Friday, May 24, 2013
Review: Paradise Squandered by Alex Stefansson
Insightful, provocative and bold, Paradise Squandered is Alex Stefansson's take-no-prisoners debut novel about a cynical teenager's naive artistic aspirations, and his pining love for a girl he is too afraid to actually talk to. It is a raw, powerful portrait of a disaffected generation in an empty, consumer-culture world. It is the story of Andrew Banks, a recent graduate of Puget Sound Prep and quite possibly the most directionless member of his graduating class.
This is a story of what it is like to aimlessly trudge along that strange and uncharted course that is life after high school.
Andrew returns home from a long-promised graduation trip to Hawaii and re-enters a bland, suburban landscape of privilege and indifference feeling alone and empty. The house he grew up in doesn't feel like home anymore. His mother seems more interested in desperately clinging to youth than being a mother. His sister only cares about playing the role of dutiful daughter. His brother disappeared years ago. His dad died when he was ten.
Talented but uninspired, Andrew knows he wants to pursue his art, but he has no idea how. He resigns himself to going through the motions of his own life, until he overhears the disturbing truth of his father's death. He instantly decides he has to leave his childhood home forever, and a darkly hilarious odyssey ensues.
Andrew moves to a new city with his best friend, David, who is going to college in the fall and has big plans for his future. Andrew's plans are less academic. He meets Steven, a highly ambitious artist with questionable motives, and a mysterious and alluring young woman who keeps him coming back to the same coffee shop, day after day. Andrew eventually discovers that some things are actually worth pursuing.

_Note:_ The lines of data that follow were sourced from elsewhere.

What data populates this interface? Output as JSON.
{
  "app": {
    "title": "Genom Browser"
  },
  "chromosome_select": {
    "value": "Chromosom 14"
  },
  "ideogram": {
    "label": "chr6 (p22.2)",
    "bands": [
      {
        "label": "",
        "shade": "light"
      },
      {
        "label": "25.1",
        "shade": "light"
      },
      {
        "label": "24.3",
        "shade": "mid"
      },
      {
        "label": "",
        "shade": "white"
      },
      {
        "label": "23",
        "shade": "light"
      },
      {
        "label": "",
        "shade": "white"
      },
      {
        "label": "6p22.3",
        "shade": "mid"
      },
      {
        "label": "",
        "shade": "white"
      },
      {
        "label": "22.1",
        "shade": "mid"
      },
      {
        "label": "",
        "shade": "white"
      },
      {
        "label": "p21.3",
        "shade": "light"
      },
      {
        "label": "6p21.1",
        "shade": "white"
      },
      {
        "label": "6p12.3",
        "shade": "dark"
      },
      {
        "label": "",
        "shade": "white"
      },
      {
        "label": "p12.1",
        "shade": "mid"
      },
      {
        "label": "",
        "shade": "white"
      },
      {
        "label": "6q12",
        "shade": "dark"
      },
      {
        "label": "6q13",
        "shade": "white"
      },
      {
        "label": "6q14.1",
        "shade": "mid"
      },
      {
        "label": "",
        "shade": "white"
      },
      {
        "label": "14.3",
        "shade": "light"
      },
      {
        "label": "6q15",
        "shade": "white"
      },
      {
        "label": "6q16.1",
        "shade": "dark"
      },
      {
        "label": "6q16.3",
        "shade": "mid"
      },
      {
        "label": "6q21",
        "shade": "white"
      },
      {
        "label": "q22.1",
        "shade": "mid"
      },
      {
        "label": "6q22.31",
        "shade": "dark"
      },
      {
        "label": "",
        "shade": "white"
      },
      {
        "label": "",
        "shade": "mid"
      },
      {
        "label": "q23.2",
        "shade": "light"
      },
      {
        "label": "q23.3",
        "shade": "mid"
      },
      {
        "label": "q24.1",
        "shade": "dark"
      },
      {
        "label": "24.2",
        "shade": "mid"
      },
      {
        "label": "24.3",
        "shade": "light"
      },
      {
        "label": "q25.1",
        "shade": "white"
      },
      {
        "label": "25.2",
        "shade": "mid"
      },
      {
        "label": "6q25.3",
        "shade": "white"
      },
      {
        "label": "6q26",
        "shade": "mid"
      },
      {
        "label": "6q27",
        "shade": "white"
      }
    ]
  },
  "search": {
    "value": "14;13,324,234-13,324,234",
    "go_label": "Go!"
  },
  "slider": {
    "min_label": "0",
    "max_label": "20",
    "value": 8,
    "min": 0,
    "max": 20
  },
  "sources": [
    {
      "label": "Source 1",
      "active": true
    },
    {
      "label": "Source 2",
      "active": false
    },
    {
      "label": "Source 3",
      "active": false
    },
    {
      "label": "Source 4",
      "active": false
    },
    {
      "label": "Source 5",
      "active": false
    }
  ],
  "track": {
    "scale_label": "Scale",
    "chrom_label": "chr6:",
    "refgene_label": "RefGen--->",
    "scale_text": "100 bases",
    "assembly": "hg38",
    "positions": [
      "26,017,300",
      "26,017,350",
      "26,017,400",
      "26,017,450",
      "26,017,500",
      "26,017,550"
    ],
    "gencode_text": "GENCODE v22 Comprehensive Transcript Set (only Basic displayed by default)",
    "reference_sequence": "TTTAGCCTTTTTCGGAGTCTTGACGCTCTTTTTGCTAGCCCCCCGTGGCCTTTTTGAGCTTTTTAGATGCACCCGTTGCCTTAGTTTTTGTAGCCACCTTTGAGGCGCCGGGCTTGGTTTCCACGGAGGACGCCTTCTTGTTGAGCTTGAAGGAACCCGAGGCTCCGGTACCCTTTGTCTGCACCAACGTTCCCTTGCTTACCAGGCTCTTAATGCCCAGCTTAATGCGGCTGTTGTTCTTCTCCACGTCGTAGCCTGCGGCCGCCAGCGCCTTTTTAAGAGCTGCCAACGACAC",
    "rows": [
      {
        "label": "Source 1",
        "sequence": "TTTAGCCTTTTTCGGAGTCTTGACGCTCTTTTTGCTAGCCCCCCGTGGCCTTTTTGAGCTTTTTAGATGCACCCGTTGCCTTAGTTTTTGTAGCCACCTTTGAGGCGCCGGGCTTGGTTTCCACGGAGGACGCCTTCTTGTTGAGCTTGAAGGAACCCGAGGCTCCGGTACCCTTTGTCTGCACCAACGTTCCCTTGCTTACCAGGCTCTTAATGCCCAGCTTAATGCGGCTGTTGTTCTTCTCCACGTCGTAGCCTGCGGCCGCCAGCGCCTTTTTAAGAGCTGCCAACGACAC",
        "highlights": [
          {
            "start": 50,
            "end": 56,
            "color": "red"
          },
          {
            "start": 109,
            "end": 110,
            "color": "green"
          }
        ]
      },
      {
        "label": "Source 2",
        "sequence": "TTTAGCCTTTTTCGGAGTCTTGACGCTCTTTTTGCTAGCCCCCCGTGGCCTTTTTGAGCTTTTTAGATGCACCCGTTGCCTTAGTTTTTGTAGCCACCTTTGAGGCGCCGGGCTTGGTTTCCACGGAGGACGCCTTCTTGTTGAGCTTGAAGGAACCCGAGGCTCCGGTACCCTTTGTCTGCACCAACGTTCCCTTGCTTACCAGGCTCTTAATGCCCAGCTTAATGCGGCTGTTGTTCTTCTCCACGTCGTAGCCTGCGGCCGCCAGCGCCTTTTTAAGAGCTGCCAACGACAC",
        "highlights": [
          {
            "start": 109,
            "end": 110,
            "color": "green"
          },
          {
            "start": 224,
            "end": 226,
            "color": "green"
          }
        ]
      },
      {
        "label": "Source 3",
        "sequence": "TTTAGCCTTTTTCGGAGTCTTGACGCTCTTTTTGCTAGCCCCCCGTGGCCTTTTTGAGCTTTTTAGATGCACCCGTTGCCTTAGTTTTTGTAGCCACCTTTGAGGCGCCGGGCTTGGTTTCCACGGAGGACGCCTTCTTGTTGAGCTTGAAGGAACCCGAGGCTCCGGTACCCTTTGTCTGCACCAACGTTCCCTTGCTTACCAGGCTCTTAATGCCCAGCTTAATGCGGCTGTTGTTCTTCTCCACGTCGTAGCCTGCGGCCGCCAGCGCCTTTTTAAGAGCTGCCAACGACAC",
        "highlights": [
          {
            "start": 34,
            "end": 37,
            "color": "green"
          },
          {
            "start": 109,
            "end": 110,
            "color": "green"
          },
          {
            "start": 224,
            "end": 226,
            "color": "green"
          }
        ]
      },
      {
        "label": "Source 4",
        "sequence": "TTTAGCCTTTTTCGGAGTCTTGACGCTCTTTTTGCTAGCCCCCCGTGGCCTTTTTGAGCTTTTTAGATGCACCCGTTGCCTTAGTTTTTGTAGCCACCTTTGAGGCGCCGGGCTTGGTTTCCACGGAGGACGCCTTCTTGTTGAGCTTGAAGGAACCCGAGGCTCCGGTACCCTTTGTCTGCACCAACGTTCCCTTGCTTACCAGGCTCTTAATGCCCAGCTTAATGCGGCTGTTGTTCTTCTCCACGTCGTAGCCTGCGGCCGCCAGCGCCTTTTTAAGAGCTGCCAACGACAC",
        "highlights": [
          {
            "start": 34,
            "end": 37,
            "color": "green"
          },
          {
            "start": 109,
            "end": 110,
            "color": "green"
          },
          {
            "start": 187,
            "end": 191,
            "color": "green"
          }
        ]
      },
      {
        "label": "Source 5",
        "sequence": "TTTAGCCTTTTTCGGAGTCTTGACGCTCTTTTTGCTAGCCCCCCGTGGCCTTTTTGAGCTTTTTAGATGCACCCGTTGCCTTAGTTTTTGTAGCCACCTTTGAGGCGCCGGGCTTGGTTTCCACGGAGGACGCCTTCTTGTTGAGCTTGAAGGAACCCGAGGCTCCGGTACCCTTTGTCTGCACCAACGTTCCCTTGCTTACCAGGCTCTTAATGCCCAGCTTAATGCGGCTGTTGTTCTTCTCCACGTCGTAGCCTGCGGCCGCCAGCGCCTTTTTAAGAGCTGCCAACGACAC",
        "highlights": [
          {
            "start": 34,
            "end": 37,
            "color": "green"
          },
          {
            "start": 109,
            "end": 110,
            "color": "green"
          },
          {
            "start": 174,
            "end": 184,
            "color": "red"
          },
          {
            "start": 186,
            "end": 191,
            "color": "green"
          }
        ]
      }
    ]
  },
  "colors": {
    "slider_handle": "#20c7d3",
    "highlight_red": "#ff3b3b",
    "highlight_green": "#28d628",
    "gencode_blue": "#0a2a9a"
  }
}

Paradise Squandered is an excellent coming of age novel that can appeal to those of all ages and tastes.
Beautifully written and thoroughly real, the work will leave readers thinking long after they read that final page.
Andrew is an excellent narrator. The kind of character that you feel you shouldn't like, but end up liking regardless. He has that connectable, witty sarcasm in his voice, displaying an honesty that hasn't been seen this successful since the narration of Holden Caulfield. The characterization that Stefansson crafts is remarkable.
Paradise Squandered holds many great themes and lessons. I found the writing to be breathtaking, and the quoting opportunities are just about endless. Anyone who has dreams but trouble figuring out what they are going to do next can easily connect to the story. The authentic voices and feelings of the darker sides of teenagers is captured within these pages.
This novel will have you entertained and emotional throughout the entire ride, all the way to the ending - which I thought was the perfect closing spot.
A shorter read, Paradise Squandered holds more content and relevance than the majority of other novels in its genre, and is a breathtaking find.
Bold, brilliant, clever and refreshingly honest, Paradise Squandered is not a novel to miss. Stefansson is able to write to change the reader's mood and thought, and really get them to feel - and I think that is something really amazing. Would highly recommend.